Jack Cooley was also very pleased with his performance. “With our team’s lack of size, I knew the key was to get rebounds, and I’m glad I was able to contribute to the team,” he said with a smile.

However, when asked about missing the final free throw and not reaching 30 points, he said, “That was AD’s (Allen Durham) 19 points, so I got pulled for that. It wasn’t my fault.” He replied with a joke.

 

Also at the press conference was Kings #24 Naoki Tashiro.

Tashiro scored zero goals in this game, his third straight game without a goal since October 26 against Hiroshima, and he has been unable to play an active role.

“I haven’t found my rhythm,” Tashiro said. “I’m getting too happy or sad about my good or bad days, so I need to be more stable mentally,” he said calmly in evaluating himself.

At the end of the first quarter of the game that day, Tashiro drove from the left side but his foot slipped.
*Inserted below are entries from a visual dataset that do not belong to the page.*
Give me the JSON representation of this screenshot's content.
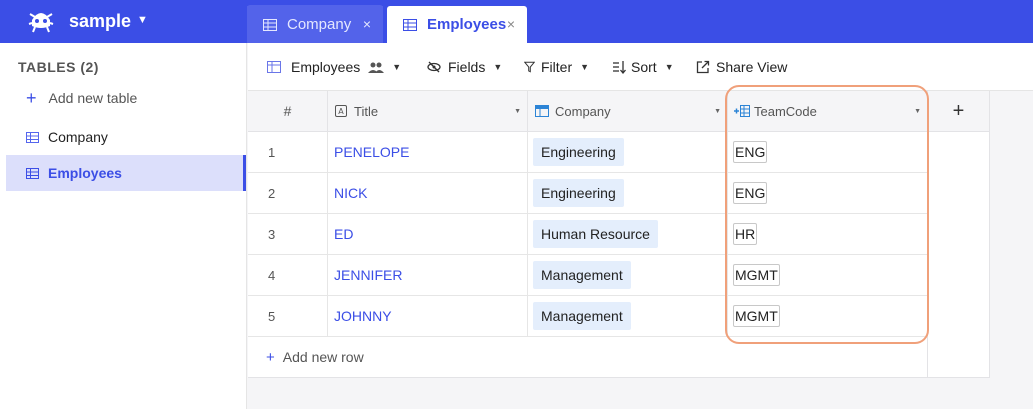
{
  "app": {
    "project_name": "sample",
    "tabs": [
      {
        "label": "Company",
        "active": false
      },
      {
        "label": "Employees",
        "active": true
      }
    ],
    "tab_close_glyph": "×"
  },
  "sidebar": {
    "title": "TABLES (2)",
    "add_label": "Add new table",
    "items": [
      {
        "label": "Company",
        "active": false
      },
      {
        "label": "Employees",
        "active": true
      }
    ]
  },
  "toolbar": {
    "view_name": "Employees",
    "fields_label": "Fields",
    "filter_label": "Filter",
    "sort_label": "Sort",
    "share_label": "Share View"
  },
  "grid": {
    "columns": [
      {
        "label": "#"
      },
      {
        "label": "Title",
        "icon": "text-field-icon"
      },
      {
        "label": "Company",
        "icon": "link-field-icon"
      },
      {
        "label": "TeamCode",
        "icon": "lookup-field-icon"
      }
    ],
    "add_column_glyph": "+",
    "rows": [
      {
        "num": "1",
        "title": "PENELOPE",
        "company": "Engineering",
        "teamcode": "ENG"
      },
      {
        "num": "2",
        "title": "NICK",
        "company": "Engineering",
        "teamcode": "ENG"
      },
      {
        "num": "3",
        "title": "ED",
        "company": "Human Resource",
        "teamcode": "HR"
      },
      {
        "num": "4",
        "title": "JENNIFER",
        "company": "Management",
        "teamcode": "MGMT"
      },
      {
        "num": "5",
        "title": "JOHNNY",
        "company": "Management",
        "teamcode": "MGMT"
      }
    ],
    "add_row_label": "Add new row"
  },
  "colors": {
    "accent": "#3b4ee6",
    "chip_bg": "#e4eefc",
    "highlight": "#f0a07a"
  }
}
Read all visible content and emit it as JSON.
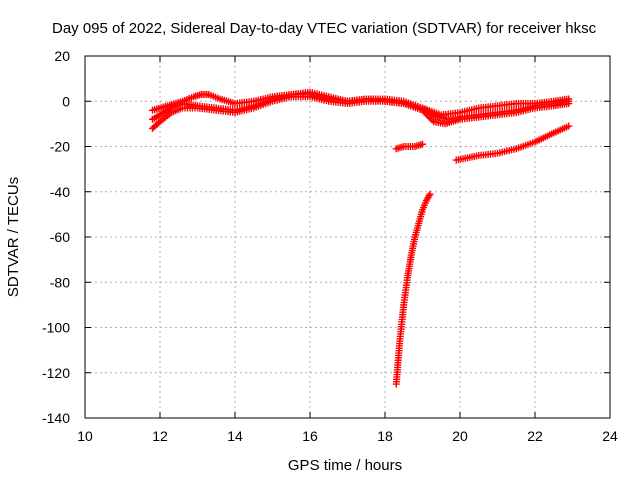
{
  "chart_data": {
    "type": "scatter",
    "title": "Day 095 of 2022, Sidereal Day-to-day VTEC variation (SDTVAR) for receiver hksc",
    "xlabel": "GPS time / hours",
    "ylabel": "SDTVAR / TECUs",
    "xlim": [
      10,
      24
    ],
    "ylim": [
      -140,
      20
    ],
    "xticks": [
      10,
      12,
      14,
      16,
      18,
      20,
      22,
      24
    ],
    "yticks": [
      20,
      0,
      -20,
      -40,
      -60,
      -80,
      -100,
      -120,
      -140
    ],
    "grid": true,
    "marker": "+",
    "color": "#ff0000",
    "series": [
      {
        "name": "track-upper",
        "points": [
          [
            11.8,
            -4
          ],
          [
            12.2,
            -2
          ],
          [
            12.6,
            0
          ],
          [
            12.9,
            2
          ],
          [
            13.1,
            3
          ],
          [
            13.3,
            3
          ],
          [
            13.6,
            1
          ],
          [
            14.0,
            -1
          ],
          [
            14.5,
            0
          ],
          [
            15.0,
            2
          ],
          [
            15.5,
            3
          ],
          [
            16.0,
            4
          ],
          [
            16.5,
            2
          ],
          [
            17.0,
            0
          ],
          [
            17.5,
            1
          ],
          [
            18.0,
            1
          ],
          [
            18.5,
            0
          ],
          [
            19.0,
            -3
          ],
          [
            19.5,
            -6
          ],
          [
            20.0,
            -5
          ],
          [
            20.5,
            -3
          ],
          [
            21.0,
            -2
          ],
          [
            21.5,
            -1
          ],
          [
            22.0,
            -1
          ],
          [
            22.5,
            0
          ],
          [
            22.9,
            1
          ]
        ]
      },
      {
        "name": "track-middle",
        "points": [
          [
            11.8,
            -8
          ],
          [
            12.0,
            -6
          ],
          [
            12.3,
            -3
          ],
          [
            12.6,
            -1
          ],
          [
            13.0,
            -2
          ],
          [
            13.5,
            -3
          ],
          [
            14.0,
            -4
          ],
          [
            14.5,
            -2
          ],
          [
            15.0,
            1
          ],
          [
            15.5,
            3
          ],
          [
            16.0,
            3
          ],
          [
            16.5,
            1
          ],
          [
            17.0,
            0
          ],
          [
            17.5,
            1
          ],
          [
            18.0,
            0
          ],
          [
            18.5,
            -1
          ],
          [
            19.0,
            -3
          ],
          [
            19.4,
            -7
          ],
          [
            19.7,
            -8
          ],
          [
            20.0,
            -7
          ],
          [
            20.5,
            -6
          ],
          [
            21.0,
            -5
          ],
          [
            21.5,
            -4
          ],
          [
            22.0,
            -2
          ],
          [
            22.5,
            -1
          ],
          [
            22.9,
            0
          ]
        ]
      },
      {
        "name": "track-lower",
        "points": [
          [
            11.8,
            -12
          ],
          [
            12.0,
            -9
          ],
          [
            12.3,
            -5
          ],
          [
            12.6,
            -3
          ],
          [
            13.0,
            -3
          ],
          [
            13.5,
            -4
          ],
          [
            14.0,
            -5
          ],
          [
            14.5,
            -3
          ],
          [
            15.0,
            0
          ],
          [
            15.5,
            2
          ],
          [
            16.0,
            2
          ],
          [
            16.5,
            0
          ],
          [
            17.0,
            -1
          ],
          [
            17.5,
            0
          ],
          [
            18.0,
            0
          ],
          [
            18.5,
            -1
          ],
          [
            19.0,
            -4
          ],
          [
            19.3,
            -9
          ],
          [
            19.6,
            -10
          ],
          [
            20.0,
            -8
          ],
          [
            20.5,
            -7
          ],
          [
            21.0,
            -6
          ],
          [
            21.5,
            -5
          ],
          [
            22.0,
            -3
          ],
          [
            22.5,
            -2
          ],
          [
            22.9,
            -1
          ]
        ]
      },
      {
        "name": "offset-segment",
        "points": [
          [
            18.3,
            -21
          ],
          [
            18.5,
            -20
          ],
          [
            18.8,
            -20
          ],
          [
            19.0,
            -19
          ]
        ]
      },
      {
        "name": "drop-segment",
        "points": [
          [
            18.3,
            -125
          ],
          [
            18.4,
            -105
          ],
          [
            18.5,
            -90
          ],
          [
            18.6,
            -78
          ],
          [
            18.7,
            -68
          ],
          [
            18.8,
            -60
          ],
          [
            18.9,
            -54
          ],
          [
            19.0,
            -48
          ],
          [
            19.1,
            -44
          ],
          [
            19.2,
            -41
          ]
        ]
      },
      {
        "name": "recovery-segment",
        "points": [
          [
            19.9,
            -26
          ],
          [
            20.5,
            -24
          ],
          [
            21.0,
            -23
          ],
          [
            21.5,
            -21
          ],
          [
            22.0,
            -18
          ],
          [
            22.5,
            -14
          ],
          [
            22.9,
            -11
          ]
        ]
      }
    ]
  }
}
I thought it was a harsh question, but I asked him if he remembered the moment he got injured in such a situation.

Tashiro answered honestly. “I don’t have the moment today, but when I drive, I sometimes think of the moment when I got injured. This is the second time I have torn my anterior cruciate ligament (including my college days), and when I was a college student, I got injured because of my playstyle where I would just rush in transition. Now, I don’t rush in transition anymore, but it still happens for a moment. I think mental rehabilitation will continue in the future.”

It takes a year to recover not only the body but also the mind. Tashiro spoke of the difficulties involved. “Even if I am mentally better, if my physical condition does not improve, my condition will not improve either. I would like to continue to maintain a good balance between my body and my mental condition.”

 

The team at the bottom of the district shows spirit and puts the top teams on their heels.

They will physically fight each other for the good of the team.

They play with a balance of body and mind.

 

It’s all part of basketball.

Basketball is not a video game. Basketball is about flesh and blood fighting.